Je précise que la situation n’est guère meilleure s’agissant des moyens aériens ; aux insuffisances en hommes et en équipements s’ajoutent des difficultés d’organisation. Comme vous le savez, mes chers collègues, contrairement aux États-Unis, la France ne dispose pas d’un service de garde-côtes. Sous l’action coordonnatrice du Secrétariat général de la mer, cette mission est répartie entre plusieurs administrations : la marine nationale, les directions des affaires maritimes, la gendarmerie maritime et les douanes. Mais la mutualisation et l’affectation concrète des moyens trouvent vite leurs limites. En effet, chaque administration reste maîtresse de ses budgets et de ses moyens, sans compter les particularités des missions confiées aux uns et aux autres, qui ne sont pas toujours en mesure d’assurer des fonctions de garde-côtes.
Dans le même temps, d’autres pays s’équipent pour protéger leurs richesses maritimes : je pense bien sûr au Brésil, qui vient d’entreprendre, en collaboration avec la France, la construction de cinq sous-marins, dont un à propulsion nucléaire. La mise en mer du premier est prévue en 2017, celle des autres devant suivre tous les dix-huit mois.

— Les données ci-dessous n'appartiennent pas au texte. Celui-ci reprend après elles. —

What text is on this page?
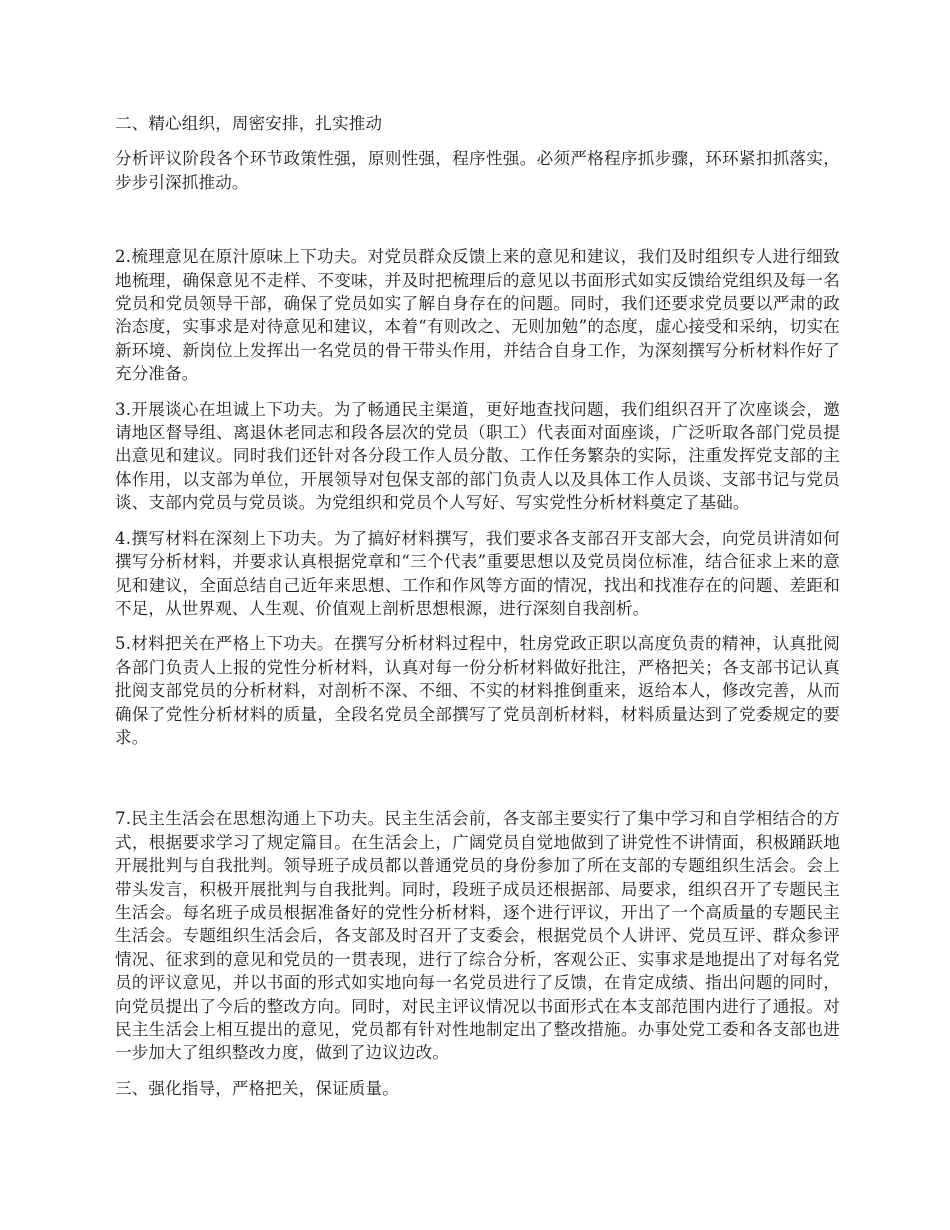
二、精心组织，周密安排，扎实推动

分析评议阶段各个环节政策性强，原则性强，程序性强。必须严格程序抓步骤，环环紧扣抓落实，步步引深抓推动。

2.梳理意见在原汁原味上下功夫。对党员群众反馈上来的意见和建议，我们及时组织专人进行细致地梳理，确保意见不走样、不变味，并及时把梳理后的意见以书面形式如实反馈给党组织及每一名党员和党员领导干部，确保了党员如实了解自身存在的问题。同时，我们还要求党员要以严肃的政治态度，实事求是对待意见和建议，本着“有则改之、无则加勉”的态度，虚心接受和采纳，切实在新环境、新岗位上发挥出一名党员的骨干带头作用，并结合自身工作，为深刻撰写分析材料作好了充分准备。

3.开展谈心在坦诚上下功夫。为了畅通民主渠道，更好地查找问题，我们组织召开了次座谈会，邀请地区督导组、离退休老同志和段各层次的党员（职工）代表面对面座谈，广泛听取各部门党员提出意见和建议。同时我们还针对各分段工作人员分散、工作任务繁杂的实际，注重发挥党支部的主体作用，以支部为单位，开展领导对包保支部的部门负责人以及具体工作人员谈、支部书记与党员谈、支部内党员与党员谈。为党组织和党员个人写好、写实党性分析材料奠定了基础。

4.撰写材料在深刻上下功夫。为了搞好材料撰写，我们要求各支部召开支部大会，向党员讲清如何撰写分析材料，并要求认真根据党章和“三个代表”重要思想以及党员岗位标准，结合征求上来的意见和建议，全面总结自己近年来思想、工作和作风等方面的情况，找出和找准存在的问题、差距和不足，从世界观、人生观、价值观上剖析思想根源，进行深刻自我剖析。

5.材料把关在严格上下功夫。在撰写分析材料过程中，牡房党政正职以高度负责的精神，认真批阅各部门负责人上报的党性分析材料，认真对每一份分析材料做好批注，严格把关；各支部书记认真批阅支部党员的分析材料，对剖析不深、不细、不实的材料推倒重来，返给本人，修改完善，从而确保了党性分析材料的质量，全段名党员全部撰写了党员剖析材料，材料质量达到了党委规定的要求。

7.民主生活会在思想沟通上下功夫。民主生活会前，各支部主要实行了集中学习和自学相结合的方式，根据要求学习了规定篇目。在生活会上，广阔党员自觉地做到了讲党性不讲情面，积极踊跃地开展批判与自我批判。领导班子成员都以普通党员的身份参加了所在支部的专题组织生活会。会上带头发言，积极开展批判与自我批判。同时，段班子成员还根据部、局要求，组织召开了专题民主生活会。每名班子成员根据准备好的党性分析材料，逐个进行评议，开出了一个高质量的专题民主生活会。专题组织生活会后，各支部及时召开了支委会，根据党员个人讲评、党员互评、群众参评情况、征求到的意见和党员的一贯表现，进行了综合分析，客观公正、实事求是地提出了对每名党员的评议意见，并以书面的形式如实地向每一名党员进行了反馈，在肯定成绩、指出问题的同时，向党员提出了今后的整改方向。同时，对民主评议情况以书面形式在本支部范围内进行了通报。对民主生活会上相互提出的意见，党员都有针对性地制定出了整改措施。办事处党工委和各支部也进一步加大了组织整改力度，做到了边议边改。

三、强化指导，严格把关，保证质量。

Si l’ensemble des moyens militaires français ne suffit évidemment pas à la surveillance de la ZEE française, du fait de l’étendue exceptionnelle de celle-ci, il n’empêche que notre pays ne montre pas suffisamment sa détermination à faire respecter ses droits sur son territoire marin. Dans ce contexte, rien d’étonnant à ce que la souveraineté française soit défiée, contestée, voire bafouée.